For TOPMed Imputation, data is transferred to a secure server hosted on Amazon Web Services. As of May 2023, we have completed a rigorous security review and received a federal Authorization to Operate (ATO) from NIH/NHLBI. A wide array of security measures are in force:

  • All traffic to and from the server is secured with HTTPS.
  • Input data is deleted from our servers as soon it is not needed anymore.
  • We only store the number of samples and markers analyzed. We don't ever "look" at your data in any way.
  • All results are encrypted with a strong one-time password. We do not retain this password: only you can read the results.
  • After imputation is finished, the user has 7 days to download the results, after which they are automatically deleted.
  • The complete source code is available via public Github repositories:
  • Imputation pipeline
  • Web application

Who has access?

To upload and download data, users must register with a unique e-mail address and strong password. Each user can only download imputation results for samples that they have themselves uploaded; no other imputation server users will be able to access your data.
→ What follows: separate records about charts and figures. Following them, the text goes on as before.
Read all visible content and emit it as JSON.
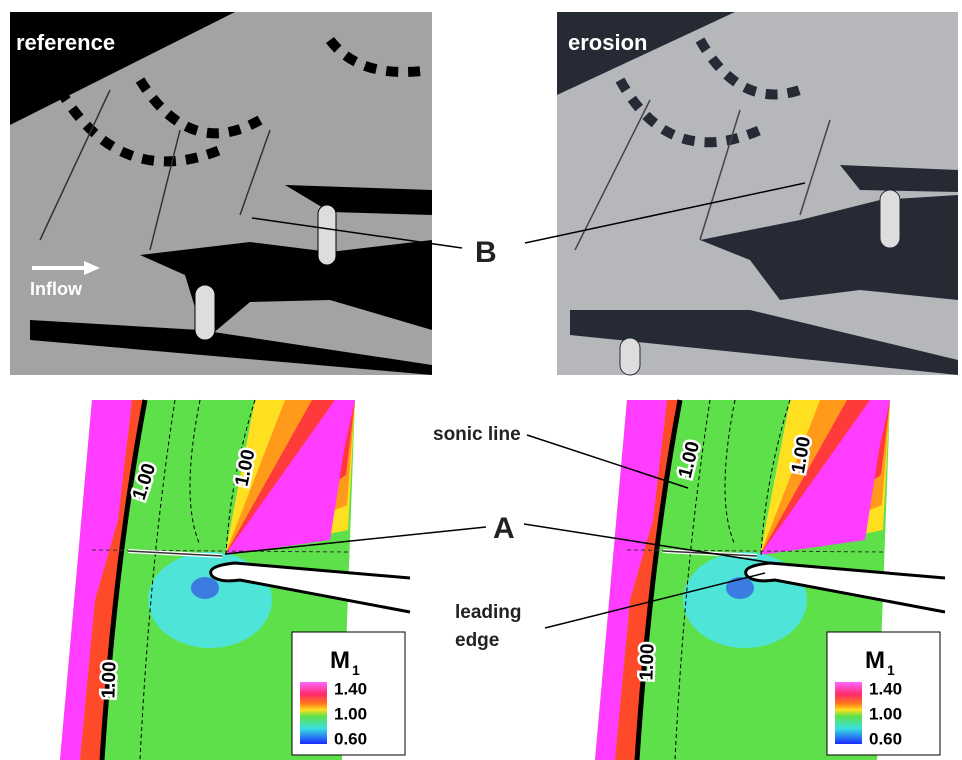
{
  "photos": {
    "reference": {
      "label": "reference",
      "inflow": "Inflow"
    },
    "erosion": {
      "label": "erosion"
    }
  },
  "annotations": {
    "B": "B",
    "A": "A",
    "sonic_line": "sonic line",
    "leading_edge": [
      "leading",
      "edge"
    ]
  },
  "contours": [
    {
      "isolines": [
        "1.00",
        "1.00",
        "1.00"
      ],
      "legend": {
        "symbol": "M",
        "subscript": "1",
        "levels": [
          "1.40",
          "1.00",
          "0.60"
        ]
      }
    },
    {
      "isolines": [
        "1.00",
        "1.00",
        "1.00"
      ],
      "legend": {
        "symbol": "M",
        "subscript": "1",
        "levels": [
          "1.40",
          "1.00",
          "0.60"
        ]
      }
    }
  ]
}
What security or firewalls protect access?

A wide array of security measures are in force on the imputation servers:

  • All stored data is encrypted at rest using FIPS 140-2 validated cryptographic software as well as encrypted in transit.
  • Access controls follow the principle of least privilege. All administrative access is secured via two-factor authentication using role-based access controls and temporary credentials.
  • Network access is restricted and filtered via web application firewalls, network access control lists, and security groups. Public/private network segmentation also ensures only the services that need to be are exposed to the public internet. All internal traffic and requests are logged and scanned for malicious or unusual activity.
  • Advanced DDoS protection is in place to assure consistent site availability.
  • All administrative user activities, system activities, and network traffic is logged and scanned for anomalies and malicious activity. Findings are alerted to administrative users.

What encryption of the data is used while the data are present?

Imputation results are encrypted with a one-time password generated by the system. The password consists of lower characters, upper characters, special characters and numbers with max. 3 duplicates.